Internet Sabotage Frenzy Continues

SAN FRANCISCO -- The sabotage this week against three of the most popular Internet sites in the United States are part of a malicious trend: Software that can disrupt web sites has become so easy to obtain and use - yet so difficult to trace - that attackers can invade public web sites and usually escape without a trace.

On Monday, such an attack on Yahoo blocked millions of Internet users for three hours from the most popular site on the World Wide Web.

Similar attacks Tuesday hit two other major web sites. Web retailer,, was inaccessible for about three hours - embarrassingly, the same day of the company's initial public stock offering.

And eBay, the leading online auctioneer, suffered an attack that disabled some of the background information portions of its site and blocked access for some users.

And as e-commerce becomes more central to our economy, such attacks could grow from a major inconvenience to a potentially crippling risk to the economy, experts say.

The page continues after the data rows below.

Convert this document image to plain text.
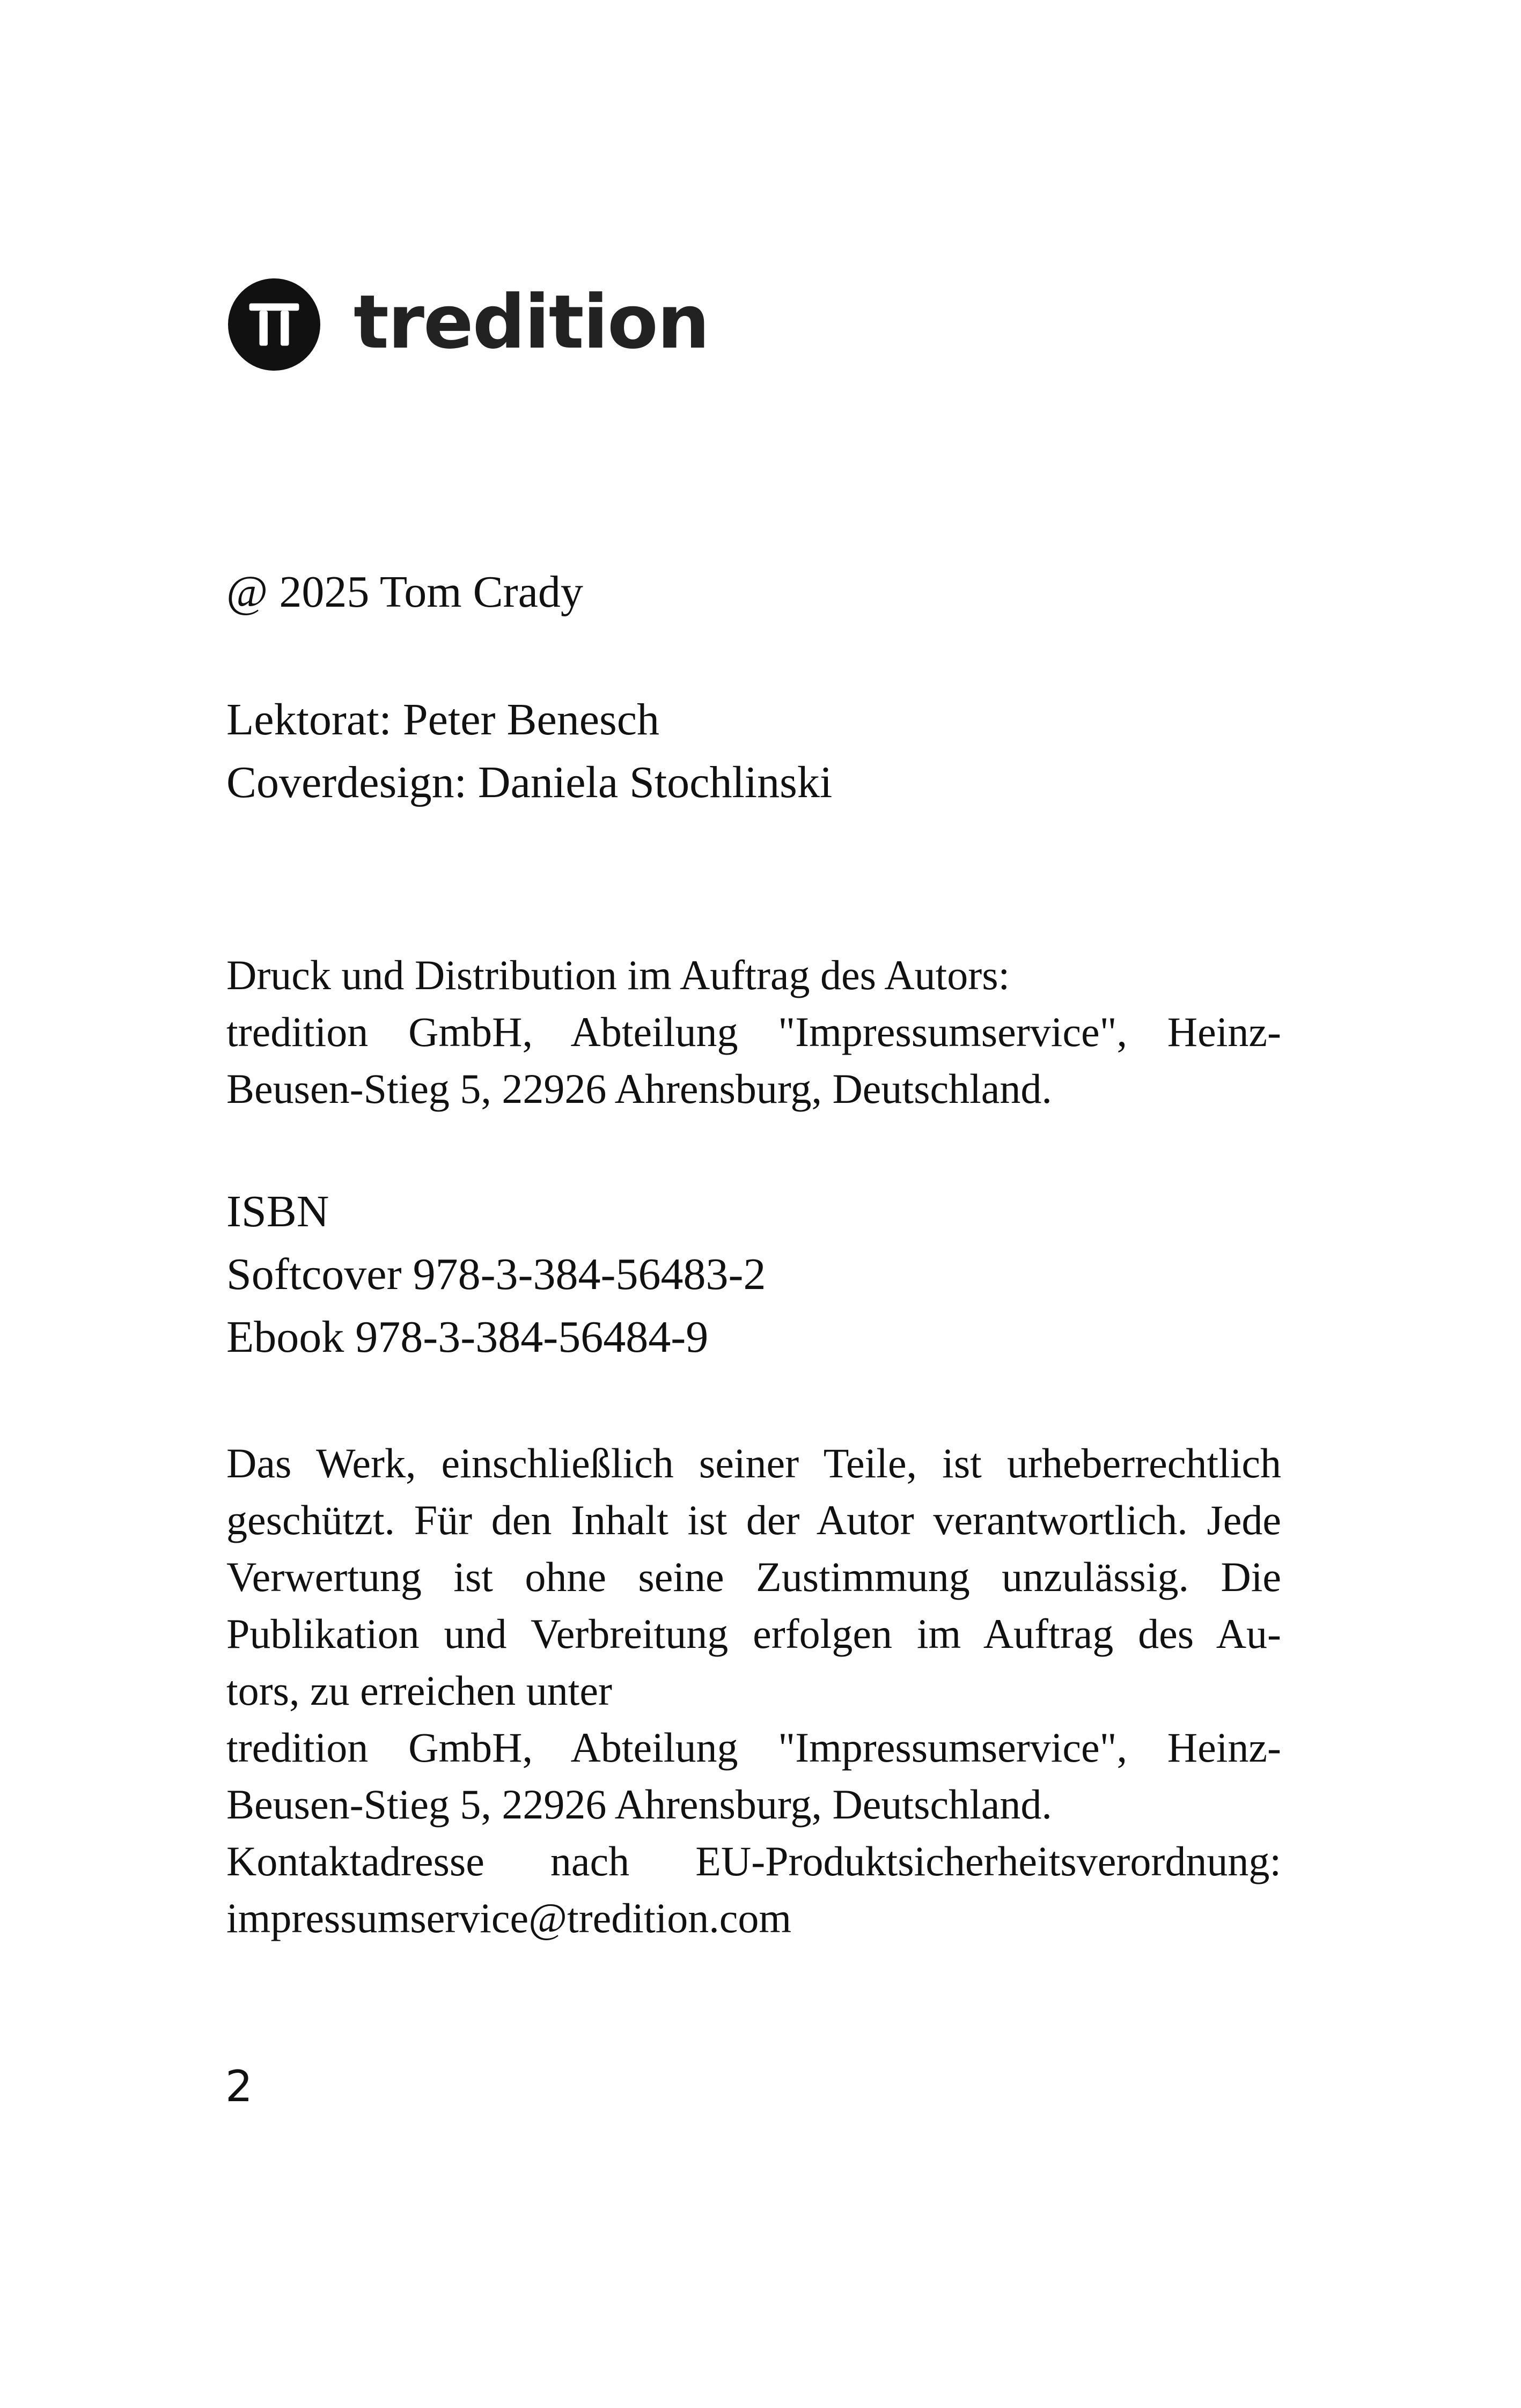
tredition

@ 2025 Tom Crady

Lektorat: Peter Benesch
Coverdesign: Daniela Stochlinski
Druck und Distribution im Auftrag des Autors:
tredition GmbH, Abteilung "Impressumservice", Heinz-
Beusen-Stieg 5, 22926 Ahrensburg, Deutschland.
ISBN
Softcover 978-3-384-56483-2
Ebook 978-3-384-56484-9
Das Werk, einschließlich seiner Teile, ist urheberrechtlich
geschützt. Für den Inhalt ist der Autor verantwortlich. Jede
Verwertung ist ohne seine Zustimmung unzulässig. Die
Publikation und Verbreitung erfolgen im Auftrag des Au-
tors, zu erreichen unter
tredition GmbH, Abteilung "Impressumservice", Heinz-
Beusen-Stieg 5, 22926 Ahrensburg, Deutschland.
Kontaktadresse nach EU-Produktsicherheitsverordnung:
impressumservice@tredition.com
2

"The tools [for such attacks] are widely available for free on the web. Anyone can download them," said Richard Power, editorial director of the Computer Security Institute in San Francisco.

Shutting down even a major web site "is a lot less demanding than it used to be," he added.

"When somebody really bright figures out how to do something really nasty, they [post it], and the next person doesn't need a similar level of expertise."

Yahoo, and eBay were struck by a well-known tactic called "distributed denial of service attack," or an avalanche of simultaneous bogus requests for service.

In Yahoo's case, the saboteurs instructed at least 50 different Internet sources - each of which could be connected to vast computer networks - and turned them into the computer equivalent of "zombies."

Unlike a computer virus - which can invade computer files - or a hacker seeking corporate secrets, in this case the attack bombarded Yahoo's web site and blocked off legitimate users.

Of 520 large corporations and government agencies surveyed by Power's group last year, 129 reported experiencing such attacks. And that number is sharply rising, according to preliminary data in the current year's survey. Institutions experiencing severe attacks on their web sites in the last two years include major universities, National Aeronautics and Space Administration and the U.S. Navy.

But the successful attack on Yahoo - which experiences several such episodes on a far smaller scale every year - holds symbolic significance.

"It's a shame for the industry, because we think our service is the best or one of the best for taking all precautions," said Jeff Mallett, Yahoo's president and chief operating officer.

"Can we guarantee that this isn't going to happen again? Unfortunately not."

Hackers can sometimes be caught if they operate from one specific point on a network.

In contrast, attacks such as the one that shut down Yahoo are nearly impossible to prevent and difficult to trace because they are coming from disparate locations.

Yahoo is working with the FBI to discover who mounted the attack.

"We're not going to be a wallflower on this," Mallett said.

"We need to send a message on behalf of the entire industry that this kind of behavior won't be tolerated," he said

But the prospects of finding the perpetrator are slim, experts say, because it would require cooperation and detailed research by dozens of service providers whose systems may have been exploited by the attacker.

Some computer experts believe Yahoo-like attacks will become more common as high-speed Internet connections, such as those provided over cable television lines, become prevalent. Computers using such high-speed networks are always switched on, are always connected to the network and so are subject to being hijacked by hackers, especially if they are not protected by security software.

"We've made a lot of progress in computer security in the last few years, but these problems ... remain incredibly frustrating," said Doug Tygar, a professor of computer science at the University of California, Berkeley.

Part of the difficulty, he said, derives from the rapidly changing nature of the threat.

Unlike, say, a home security alarm system that remains reliable one year to the next, new invasion schemes crop up regularly, meaning security software requires continual improvement.

Eventually, these attacks could become less common if businesses and individuals with high-speed Internet links install fire walls - software or hardware that prevents unauthorized access to slow Yahoo-style attacks.

Security software is not foolproof, but just as a home-alarm system scares off burglars, it prompts most hackers to move on to an easier target.

"These attacks really point out that your security on the Internet depends on other people's security," said Jed Pickel, a security expert with the Computer Emergency Response Team at Carnegie Mellon University.

"This points out the need for collaboration between sites to solve these problems."